Mad to Be Normal

Former Doctor Who star David Tennant plays notorious Scottish psychiatrist RD Laing. The central performance is compelling, but the film around Tennant is as hazy as the cigarette smoke-choked sets

Film Review by Jamie Dunn | 03 Apr 2017
  • Mad to be Normal
Film title: Mad to Be Normal
Director: Robert Mullan
Starring: David Tennant, Elisabeth Moss, Michael Gambon, Gabriel Byrne
Release date: 6 Apr
Certificate: 15

It’s 60s London. How can we tell? Because director Robert Mullan throws every conceivable period film cliche – psych-rock soundtrack, nicotine haze visuals, costumes in every shade of brown – at this tedious biopic of visionary psychiatrist RD Laing. Looking lost in a small number of poorly dressed sets is David Tennant, who has a good stab at playing the erratic shrink, nailing his bracing arrogance and aggressive humanism (Laing’s philosophy seems to be that everybody should be treated equally, except anyone who disagrees with him).
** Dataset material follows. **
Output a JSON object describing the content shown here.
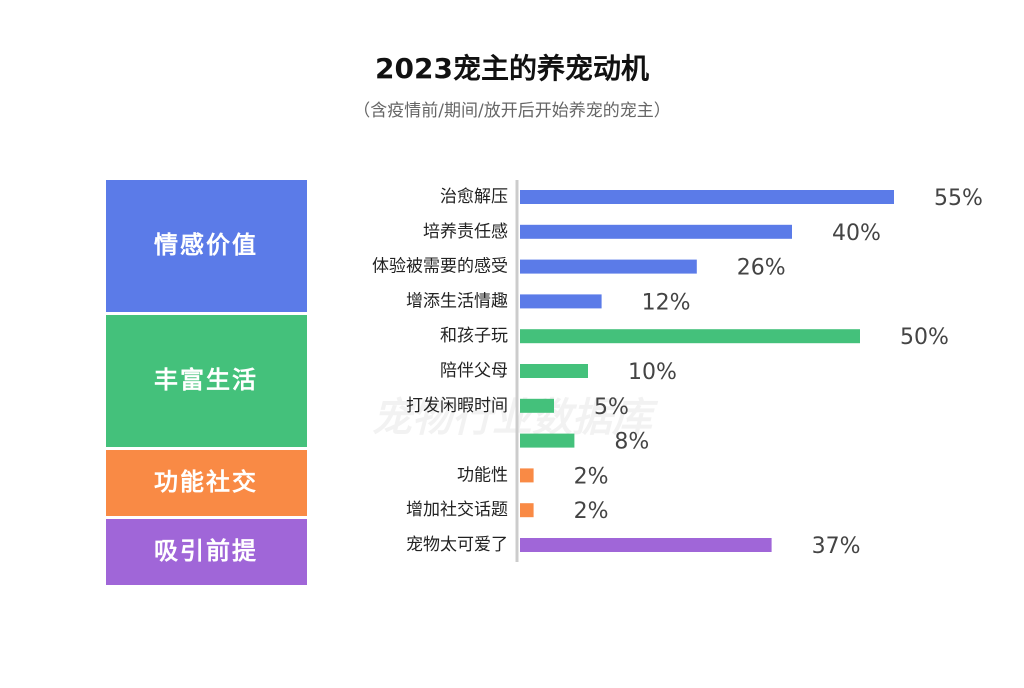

The film’s messy focus is Laing’s experimental community clinic Kingsley Hall, where people in various states of psychosis lived and worked through their illness. Tranquilisers and electric shock therapy are eschewed, but Laing’s alternative methods, such as LSD, don’t seem any more helpful, particularly when one patient (Gabriel Byrne) has an acid trip that takes him back to his mother’s murder, and soon after develops homicidal thoughts towards Laing's pregnant lover (Elisabeth Moss). Is Laing’s treatment to blame? Who can tell, because Mullan fails miserably to let us inside his characters’ heads. For a film about psychiatry, that's an inexcusable flaw.